This project is a three-year study of what happens to solar energy at the interface between the antarctic sea ice and the atmosphere in late Spring and early Summer, specifically how the energy is apportioned among the ocean, the ice, and the lowest air layers. It will be carried out in cooperation with the Australian Antarctic Program, with field work on board the Australian ship Aurora Australis.
The very high reflectivity of the seasonal antarctic sea ice cover reduces the input of solar energy at the surface, and the low thermal conductivity of the ice reduces the loss of heat from the ocean to the atmosphere, significantly affecting the climate of the Southern Ocean. As the sea ice decays in early summer the reflectivity is reduced and melting process is accelerated. Information about how these processes work is needed in order to develop appropriate and realistic sea ice models, and to integrate these into general circulation and climate change models.

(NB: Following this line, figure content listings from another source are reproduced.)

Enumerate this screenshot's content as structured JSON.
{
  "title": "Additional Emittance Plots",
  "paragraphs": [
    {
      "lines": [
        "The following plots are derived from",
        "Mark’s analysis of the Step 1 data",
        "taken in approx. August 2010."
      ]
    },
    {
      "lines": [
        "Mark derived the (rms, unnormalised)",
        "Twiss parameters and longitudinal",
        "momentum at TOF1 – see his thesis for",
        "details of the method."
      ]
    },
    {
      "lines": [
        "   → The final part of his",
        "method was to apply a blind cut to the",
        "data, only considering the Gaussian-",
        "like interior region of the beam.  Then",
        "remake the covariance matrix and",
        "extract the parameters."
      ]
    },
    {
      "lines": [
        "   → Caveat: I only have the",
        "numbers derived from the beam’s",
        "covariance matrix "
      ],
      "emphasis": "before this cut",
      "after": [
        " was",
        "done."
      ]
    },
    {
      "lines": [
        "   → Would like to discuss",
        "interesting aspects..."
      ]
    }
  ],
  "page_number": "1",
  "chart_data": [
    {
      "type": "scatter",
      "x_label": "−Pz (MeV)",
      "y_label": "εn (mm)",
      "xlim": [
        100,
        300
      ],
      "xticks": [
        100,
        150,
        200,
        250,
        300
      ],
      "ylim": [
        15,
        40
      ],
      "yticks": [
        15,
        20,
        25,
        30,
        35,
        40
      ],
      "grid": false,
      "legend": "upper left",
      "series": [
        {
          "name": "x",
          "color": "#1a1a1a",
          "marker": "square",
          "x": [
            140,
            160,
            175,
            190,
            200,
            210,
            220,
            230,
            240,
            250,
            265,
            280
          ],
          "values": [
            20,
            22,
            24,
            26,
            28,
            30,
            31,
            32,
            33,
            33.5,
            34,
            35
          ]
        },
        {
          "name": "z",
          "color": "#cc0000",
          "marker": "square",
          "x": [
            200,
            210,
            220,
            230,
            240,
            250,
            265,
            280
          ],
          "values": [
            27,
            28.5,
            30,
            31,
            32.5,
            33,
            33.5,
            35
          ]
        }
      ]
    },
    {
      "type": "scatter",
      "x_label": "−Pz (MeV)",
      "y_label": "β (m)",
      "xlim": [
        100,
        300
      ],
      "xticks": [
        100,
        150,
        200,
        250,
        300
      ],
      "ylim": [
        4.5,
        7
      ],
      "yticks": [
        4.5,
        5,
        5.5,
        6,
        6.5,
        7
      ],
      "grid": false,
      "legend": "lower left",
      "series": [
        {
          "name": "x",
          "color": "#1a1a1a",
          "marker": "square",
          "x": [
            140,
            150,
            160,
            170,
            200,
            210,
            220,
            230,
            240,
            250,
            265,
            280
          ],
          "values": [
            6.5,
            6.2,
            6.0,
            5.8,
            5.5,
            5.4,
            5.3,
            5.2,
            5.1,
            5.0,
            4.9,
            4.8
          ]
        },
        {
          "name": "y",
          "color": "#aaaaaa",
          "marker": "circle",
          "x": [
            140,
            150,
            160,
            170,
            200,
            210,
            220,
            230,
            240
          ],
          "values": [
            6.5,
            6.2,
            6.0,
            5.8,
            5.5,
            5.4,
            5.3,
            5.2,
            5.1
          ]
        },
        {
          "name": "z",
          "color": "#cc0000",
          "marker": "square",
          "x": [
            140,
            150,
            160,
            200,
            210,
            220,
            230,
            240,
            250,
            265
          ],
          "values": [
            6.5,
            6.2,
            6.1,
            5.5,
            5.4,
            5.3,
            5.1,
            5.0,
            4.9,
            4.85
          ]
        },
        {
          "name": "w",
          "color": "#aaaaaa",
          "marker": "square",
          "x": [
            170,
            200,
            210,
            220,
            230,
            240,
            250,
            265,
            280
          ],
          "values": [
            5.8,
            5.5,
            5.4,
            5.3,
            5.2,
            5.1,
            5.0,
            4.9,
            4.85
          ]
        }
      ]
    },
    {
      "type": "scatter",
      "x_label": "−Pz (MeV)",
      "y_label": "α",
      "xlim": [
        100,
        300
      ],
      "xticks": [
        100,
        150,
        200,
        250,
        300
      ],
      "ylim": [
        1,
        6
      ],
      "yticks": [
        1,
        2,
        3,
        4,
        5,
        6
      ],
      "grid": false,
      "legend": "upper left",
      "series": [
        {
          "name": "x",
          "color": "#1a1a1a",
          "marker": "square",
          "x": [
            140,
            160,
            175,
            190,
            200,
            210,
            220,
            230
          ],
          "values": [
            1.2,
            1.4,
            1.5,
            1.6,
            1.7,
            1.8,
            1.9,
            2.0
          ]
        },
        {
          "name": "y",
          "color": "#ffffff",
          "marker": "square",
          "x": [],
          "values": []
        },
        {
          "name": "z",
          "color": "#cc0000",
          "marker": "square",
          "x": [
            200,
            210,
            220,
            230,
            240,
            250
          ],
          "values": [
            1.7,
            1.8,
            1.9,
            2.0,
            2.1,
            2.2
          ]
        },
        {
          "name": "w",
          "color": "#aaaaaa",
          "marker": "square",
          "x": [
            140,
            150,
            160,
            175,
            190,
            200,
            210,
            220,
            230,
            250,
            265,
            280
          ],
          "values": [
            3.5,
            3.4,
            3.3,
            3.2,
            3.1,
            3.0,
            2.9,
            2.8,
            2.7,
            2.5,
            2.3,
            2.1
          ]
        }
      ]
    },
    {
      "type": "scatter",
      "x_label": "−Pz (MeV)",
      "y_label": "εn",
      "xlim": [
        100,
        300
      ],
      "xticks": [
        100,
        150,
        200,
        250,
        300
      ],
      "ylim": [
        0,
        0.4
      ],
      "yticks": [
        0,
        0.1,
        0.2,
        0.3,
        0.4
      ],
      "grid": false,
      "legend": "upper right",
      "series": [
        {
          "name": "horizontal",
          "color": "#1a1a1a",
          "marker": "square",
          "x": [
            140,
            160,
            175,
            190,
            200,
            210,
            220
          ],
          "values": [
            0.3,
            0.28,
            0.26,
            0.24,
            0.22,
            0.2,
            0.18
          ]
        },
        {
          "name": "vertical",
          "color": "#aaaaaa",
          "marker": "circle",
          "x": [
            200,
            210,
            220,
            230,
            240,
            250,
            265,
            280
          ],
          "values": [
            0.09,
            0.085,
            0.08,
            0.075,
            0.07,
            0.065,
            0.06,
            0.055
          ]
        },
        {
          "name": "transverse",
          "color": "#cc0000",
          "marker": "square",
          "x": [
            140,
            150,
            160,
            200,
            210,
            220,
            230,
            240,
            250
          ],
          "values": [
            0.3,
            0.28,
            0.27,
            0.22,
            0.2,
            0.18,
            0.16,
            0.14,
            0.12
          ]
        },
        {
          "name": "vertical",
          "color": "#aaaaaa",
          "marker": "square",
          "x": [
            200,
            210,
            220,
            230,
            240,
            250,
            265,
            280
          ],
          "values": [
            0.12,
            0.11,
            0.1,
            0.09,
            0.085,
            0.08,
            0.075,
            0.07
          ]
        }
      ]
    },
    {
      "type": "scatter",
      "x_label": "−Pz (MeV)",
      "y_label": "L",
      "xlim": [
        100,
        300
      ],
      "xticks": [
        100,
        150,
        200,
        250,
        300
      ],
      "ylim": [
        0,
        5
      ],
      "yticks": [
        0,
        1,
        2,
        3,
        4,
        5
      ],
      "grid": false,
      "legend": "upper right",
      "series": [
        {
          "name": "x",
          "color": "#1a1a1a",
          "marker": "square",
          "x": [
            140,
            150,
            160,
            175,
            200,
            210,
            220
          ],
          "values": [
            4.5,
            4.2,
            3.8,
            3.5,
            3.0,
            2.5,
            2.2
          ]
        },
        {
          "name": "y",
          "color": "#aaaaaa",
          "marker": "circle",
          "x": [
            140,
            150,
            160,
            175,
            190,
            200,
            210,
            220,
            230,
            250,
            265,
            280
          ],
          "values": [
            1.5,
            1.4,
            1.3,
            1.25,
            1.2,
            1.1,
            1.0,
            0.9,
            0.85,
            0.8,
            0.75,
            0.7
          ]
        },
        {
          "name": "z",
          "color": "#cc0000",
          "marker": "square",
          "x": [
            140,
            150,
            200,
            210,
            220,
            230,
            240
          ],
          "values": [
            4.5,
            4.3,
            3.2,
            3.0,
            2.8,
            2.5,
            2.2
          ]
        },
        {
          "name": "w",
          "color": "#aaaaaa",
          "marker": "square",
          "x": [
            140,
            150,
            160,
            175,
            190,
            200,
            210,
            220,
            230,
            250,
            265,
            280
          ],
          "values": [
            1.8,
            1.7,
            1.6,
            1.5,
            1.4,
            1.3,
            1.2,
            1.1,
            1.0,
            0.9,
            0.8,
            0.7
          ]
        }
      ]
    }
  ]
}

Three topics will be investigated: the distribution and types of snow and ice cover and their reflectance in the solar spectrum, the effect of clouds in transmitting incident solar radiation, and the distribution and absorption properties of organic material within the snow and ice.
Calibrated downward and reflected upward irradiance observations will be used to infer the radiation balance at the surface and will be used to model the surface energy forcing for the antarctic sea ice region. The concentration and distribution of major organic absorbers will be determined from core samples within the ice, and their effect on the transmittance of energy within the visible and ultraviolet bands will be studied. Algal layers are frequently found within the antarctic sea ice, and have been proposed as a likely mechanism for initiating seasonal plankton blooms in the Southern Ocean.